また,「予備試験」という別ルートも設けられることになった。
関所が稼働してから数年がたち,いよいよ「予備試験」ルートの通行が開始されると,学者の想像をはるかに上回る法曹志望者が,この別ルートに殺到した。
一方で,関所を通過する者は,年を追うごとに激減していく。
「関所を設けて,儲けたわ」とオヤジギャグを飛ばして喜んでいた学者たちも,この事態を見て,にわかに慌て出し,対策を考えることにする。
その結果,「予備試験」ルートの傍らに,「この「抜け道」通るべからず」と書いた立て札を立てることにした。

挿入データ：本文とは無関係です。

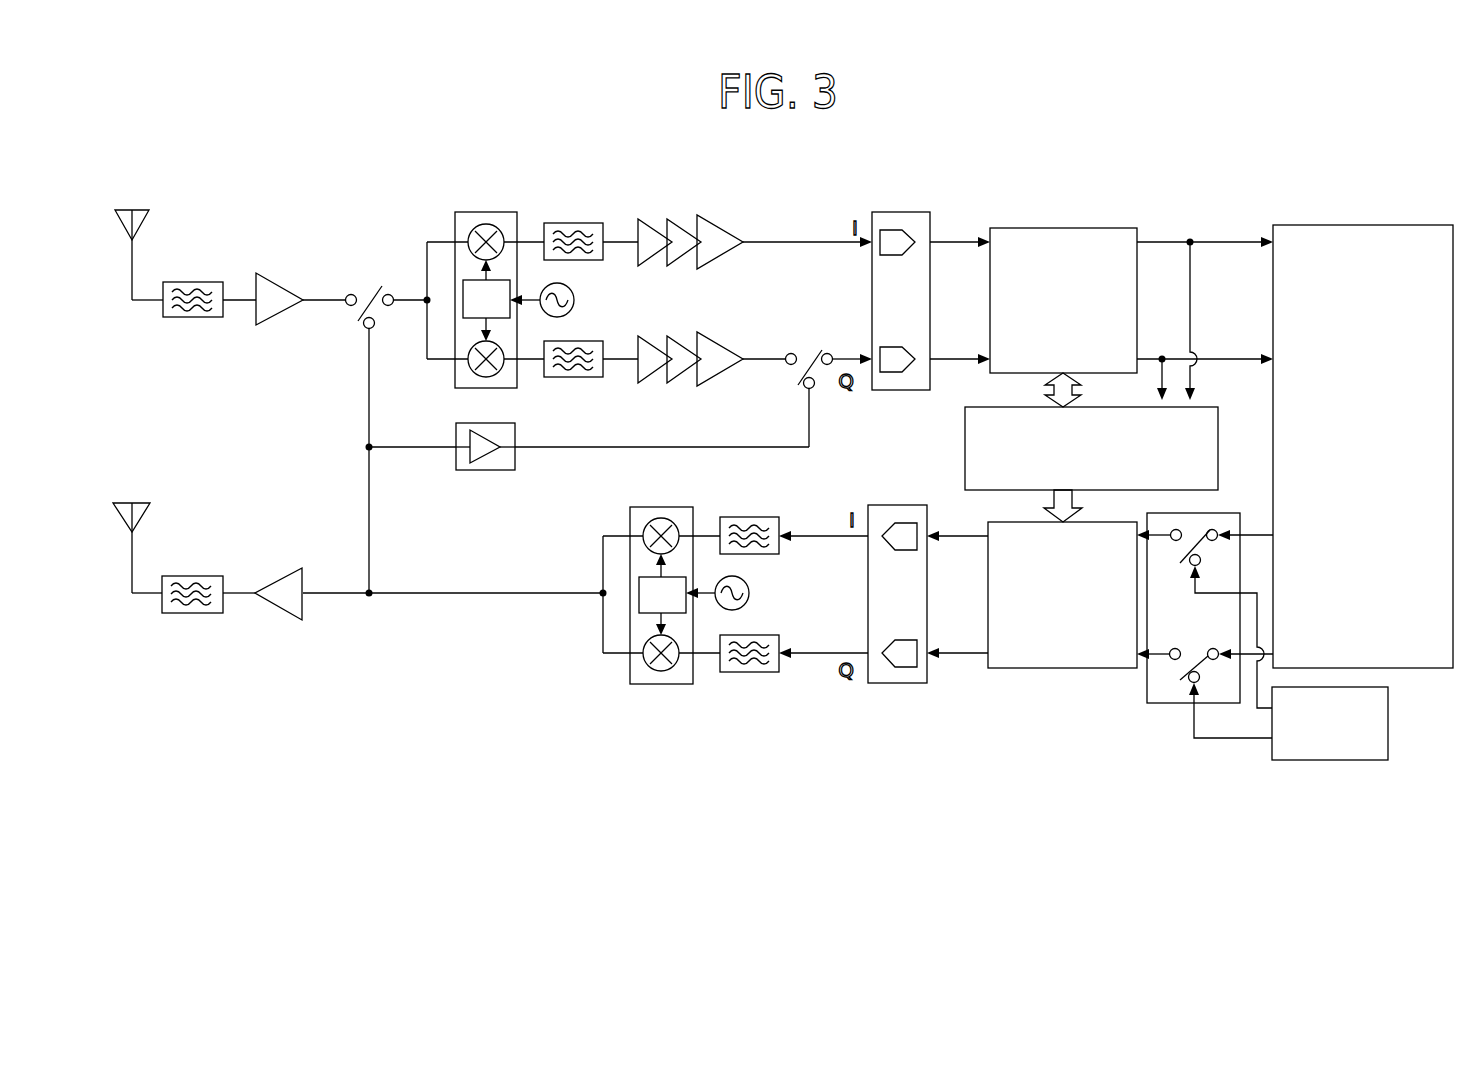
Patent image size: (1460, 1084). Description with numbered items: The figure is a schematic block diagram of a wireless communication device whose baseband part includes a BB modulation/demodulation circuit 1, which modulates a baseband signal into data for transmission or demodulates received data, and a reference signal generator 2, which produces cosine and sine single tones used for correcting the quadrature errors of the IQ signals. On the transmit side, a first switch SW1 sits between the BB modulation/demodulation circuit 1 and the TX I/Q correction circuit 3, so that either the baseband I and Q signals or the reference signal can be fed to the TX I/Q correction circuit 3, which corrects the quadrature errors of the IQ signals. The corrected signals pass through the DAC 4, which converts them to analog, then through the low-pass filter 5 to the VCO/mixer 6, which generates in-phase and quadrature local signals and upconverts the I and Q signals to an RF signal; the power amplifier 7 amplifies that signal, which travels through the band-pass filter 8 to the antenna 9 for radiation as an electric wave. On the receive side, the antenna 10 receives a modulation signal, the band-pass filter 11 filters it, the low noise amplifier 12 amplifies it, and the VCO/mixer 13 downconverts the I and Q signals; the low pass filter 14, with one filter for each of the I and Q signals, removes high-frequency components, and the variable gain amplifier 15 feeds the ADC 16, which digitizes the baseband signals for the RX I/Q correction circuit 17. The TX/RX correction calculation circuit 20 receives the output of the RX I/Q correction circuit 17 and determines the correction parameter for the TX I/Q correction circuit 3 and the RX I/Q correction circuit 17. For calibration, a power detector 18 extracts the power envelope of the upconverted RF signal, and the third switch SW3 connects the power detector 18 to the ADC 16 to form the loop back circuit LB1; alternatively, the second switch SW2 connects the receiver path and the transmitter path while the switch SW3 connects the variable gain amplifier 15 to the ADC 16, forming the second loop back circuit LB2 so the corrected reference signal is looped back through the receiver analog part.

The BB modulation/demodulation circuit 1 is at (1414, 225).
The reference signal generator 2 is at (1350, 760).
The TX I/Q correction circuit 3 is at (1090, 668).
The digital analog converter 4 is at (908, 505).
The low-pass filter 5 is at (766, 517).
The VCO/mixer 6 is at (675, 507).
The power amplifier 7 is at (279, 575).
The band-pass filter 8 is at (182, 576).
The antenna 9 is at (121, 503).
The antenna 10 is at (123, 210).
The band-pass filter 11 is at (182, 282).
The low noise amplifier 12 is at (278, 280).
The VCO/mixer 13 is at (498, 212).
The low pass filter 14 is at (586, 223).
The variable gain amplifier 15 is at (716, 218).
The analog digital converter 16 is at (914, 212).
The RX I/Q correction circuit 17 is at (1094, 228).
The power detector 18 is at (466, 470).
The TX/RX correction calculation circuit 20 is at (1211, 407).
The first switch SW1 is at (1235, 513).
The second switch SW2 is at (388, 277).
The third switch SW3 is at (816, 336).
The loop back circuit LB1 is at (589, 418).
The second loop back circuit LB2 is at (346, 461).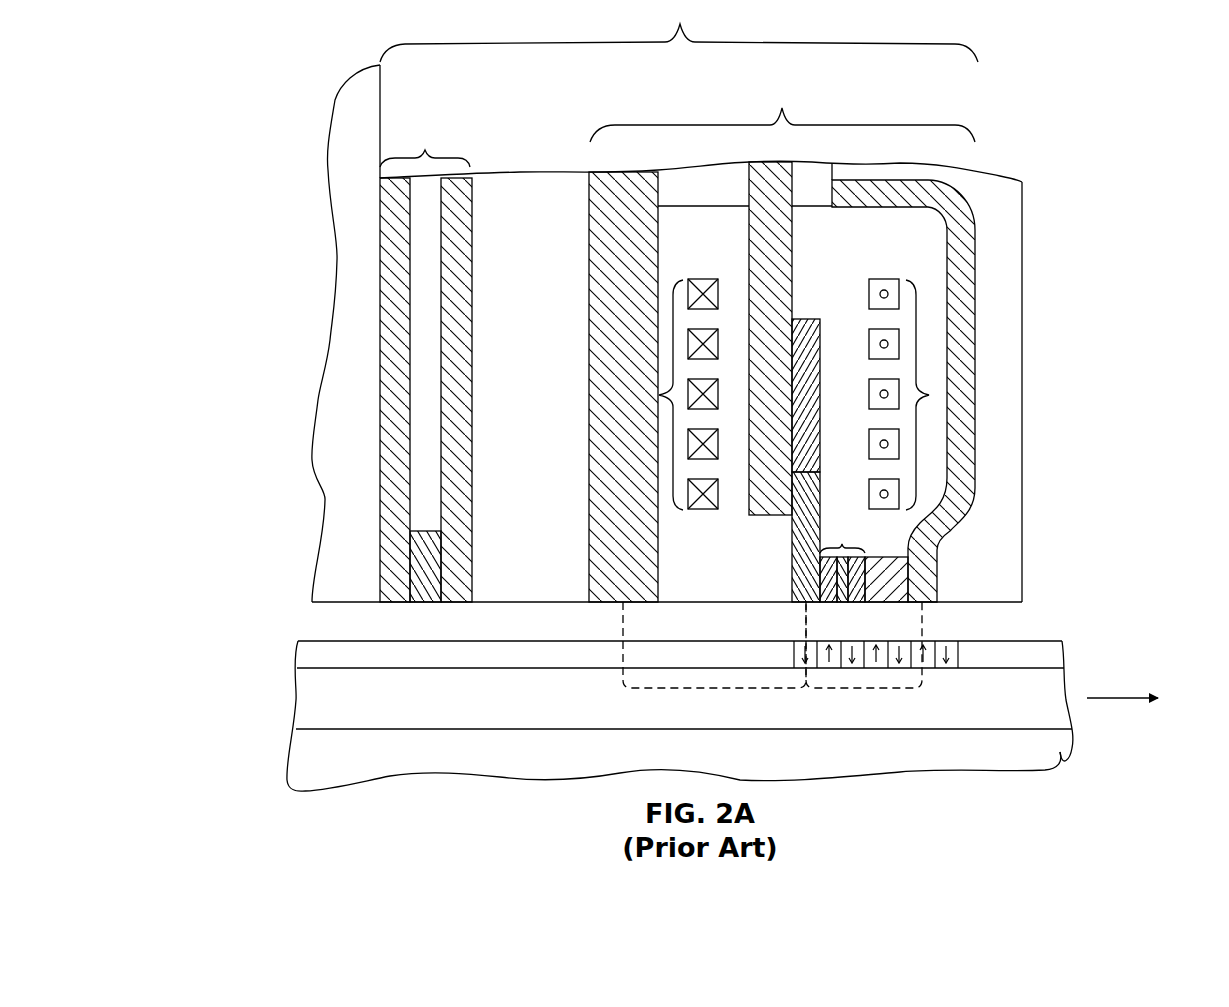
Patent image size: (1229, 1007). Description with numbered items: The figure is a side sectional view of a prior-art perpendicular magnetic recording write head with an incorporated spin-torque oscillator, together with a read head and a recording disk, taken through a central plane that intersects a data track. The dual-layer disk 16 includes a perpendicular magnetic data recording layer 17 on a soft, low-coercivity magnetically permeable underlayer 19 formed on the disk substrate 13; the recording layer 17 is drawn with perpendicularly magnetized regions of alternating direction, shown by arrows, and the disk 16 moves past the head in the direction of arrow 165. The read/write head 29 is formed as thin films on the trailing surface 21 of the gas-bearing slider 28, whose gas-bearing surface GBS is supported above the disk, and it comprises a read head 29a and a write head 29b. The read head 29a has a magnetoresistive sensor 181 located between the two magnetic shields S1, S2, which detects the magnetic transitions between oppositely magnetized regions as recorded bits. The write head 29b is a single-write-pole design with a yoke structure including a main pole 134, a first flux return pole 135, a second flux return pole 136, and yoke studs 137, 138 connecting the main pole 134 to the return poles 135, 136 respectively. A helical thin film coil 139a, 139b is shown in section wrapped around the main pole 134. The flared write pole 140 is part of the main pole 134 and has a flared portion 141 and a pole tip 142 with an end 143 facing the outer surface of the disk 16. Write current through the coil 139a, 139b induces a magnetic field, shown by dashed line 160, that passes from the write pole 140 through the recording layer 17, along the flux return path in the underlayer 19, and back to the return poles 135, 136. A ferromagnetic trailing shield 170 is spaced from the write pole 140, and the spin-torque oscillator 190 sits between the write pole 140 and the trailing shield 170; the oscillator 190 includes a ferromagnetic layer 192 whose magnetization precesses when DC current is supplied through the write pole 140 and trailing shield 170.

The disk substrate 13 is at (1067, 752).
The dual-layer disk 16 is at (668, 709).
The perpendicular magnetic data recording layer (RL) 17 is at (1058, 656).
The soft underlayer (SUL) 19 is at (1058, 690).
The trailing surface 21 is at (383, 98).
The slider 28 is at (330, 127).
The read/write head 29 is at (679, 31).
The read head 29a is at (425, 143).
The write head 29b is at (782, 110).
The main pole 134 is at (763, 247).
The first flux return pole 135 is at (601, 248).
The second flux return pole 136 is at (975, 432).
The yoke stud 137 is at (695, 180).
The yoke stud 138 is at (818, 170).
The thin film coil section 139a is at (659, 395).
The thin film coil section 139b is at (948, 394).
The write pole (WP) 140 is at (803, 317).
The flared portion 141 is at (797, 527).
The pole tip 142 is at (799, 597).
The end 143 is at (798, 606).
The magnetic field 160 is at (643, 690).
The arrow 165 is at (1135, 690).
The trailing shield (TS) 170 is at (905, 576).
The magnetoresistive (MR) sensor 181 is at (428, 597).
The spin-torque oscillator (STO) 190 is at (845, 560).
The ferromagnetic layer 192 is at (843, 605).
The magnetic shield S1 is at (393, 450).
The magnetic shield S2 is at (458, 452).
The gas-bearing surface GBS is at (344, 604).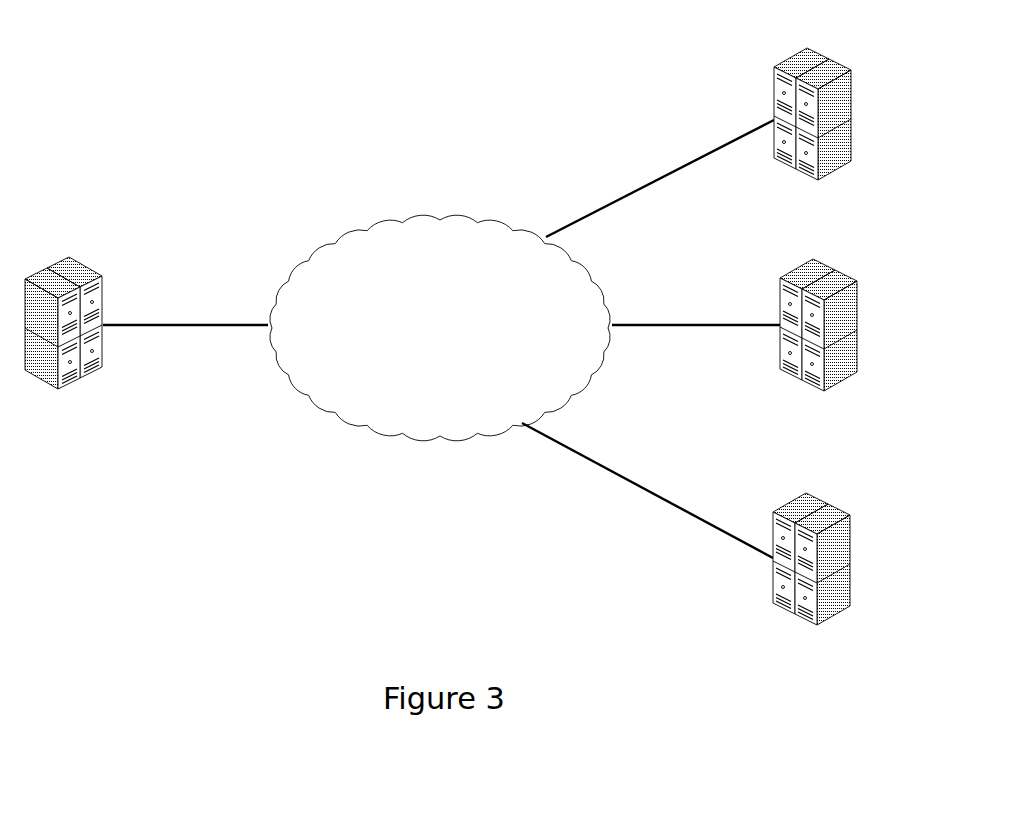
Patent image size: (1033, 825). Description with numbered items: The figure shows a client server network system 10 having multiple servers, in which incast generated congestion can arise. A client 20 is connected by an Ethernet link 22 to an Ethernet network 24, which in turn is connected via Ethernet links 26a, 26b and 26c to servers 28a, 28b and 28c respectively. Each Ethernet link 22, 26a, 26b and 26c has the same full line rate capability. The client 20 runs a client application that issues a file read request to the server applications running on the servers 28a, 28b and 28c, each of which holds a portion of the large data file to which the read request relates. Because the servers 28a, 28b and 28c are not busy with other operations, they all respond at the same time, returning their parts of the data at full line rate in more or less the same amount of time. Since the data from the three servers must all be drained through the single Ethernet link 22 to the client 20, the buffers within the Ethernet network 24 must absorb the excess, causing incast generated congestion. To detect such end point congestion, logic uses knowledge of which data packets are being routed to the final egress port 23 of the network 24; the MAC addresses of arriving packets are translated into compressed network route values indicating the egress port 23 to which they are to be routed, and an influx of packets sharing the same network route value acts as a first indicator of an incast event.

(さらには,これだけでは効果を不安に思ったのか,「予備試験受験者が,若くて優秀な法曹ってウソでしょう」「予備試験受験者は,心が貧困」とネガティブキャンペーンを行うことにした。
もっとも,これらの理屈は,さすがに無理筋であったため,反対派からネタとして取り上げられるだけに終わった。)
こうしたところに現れた,法曹志望者の一休さん。
彼は,その名に反して,ストレートで難関大学に合格して,在籍中の優秀な大学生である。
法曹になるにしても,時間と費用の浪費を避けたいと思い,他の多くの法曹志願者と同様に,迷わず「予備試験」ルートの入口へ向かう。
そこで,「この「抜け道」通るべからず」との立て札を目にした。
「これは,どうしたものか」
はたと立ち止り,腕を組み,小首をかしげて何かを思案する一休さん。
少しして,こくりとうなずくと,「予備試験」ルートの真ん中を,堂々と歩いてゆく。
これを見ていた学者が,彼を問いただす。
「これこれ。お前は,あの立て札が読めなかったのか」
これに対して,一休さんは,涼やかに答える。
「読めましたよ」
「では,なぜロースクールを通らずに,「予備試験」ルートを通ったのだ」
「適性試験出願者が減少するのに反比例するかのように,予備試験受験者は,年々その数を増しています。
予備試験合格者も,年々増加し,その司法試験合格率も,数十のロースクールを抑えてトップという状況では,今後も増えていくことでしょう。
もはや,予備試験ルートは,法曹志望者にとって原則として狙う通常のルートであり,一方,莫大な金と時間のかかるロースクールは,予備試験に合格する自信のない者が,金で受験資格を買う例外ルートとなっています。
つまり,私は,予備試験ルートを通りましたが,「抜け道」を通ったのではなく,法曹になる道の,実質的な本道を歩んだのです」
これを聞いて,「ぐぬぬ」と唸り,うつむくばかりの学者を横目に,法曹業界へと歩んでいった一休さんは,若くて優秀な点が評価され,青田買いにより四大事務所に就職した。
元ネタ
このはし渡るべからず
桔梗屋が一休に出した問題の一つ。
店の前の橋を一休さんが渡ろうとすると、「このはしわたるべからず(『この橋を渡るな』の意)」と書いてある。
しかし一休は、「この端(はし)渡るべからず」と切り返し、橋の真ん中を堂々と渡った。
後日談で、同じ問題に加えて「真ん中も歩いては駄目」と難題を出されたが、「橋に乗らねばよいのだろう」と敷物を敷いてその上を歩いて渡ってきた。
http://ja.wikipedia.org/wiki/%E4%B8%80%E4%BC%91%E3%81%95%E3%82%93
あとがき
タイトルを思いついて,流れで適当に書きました。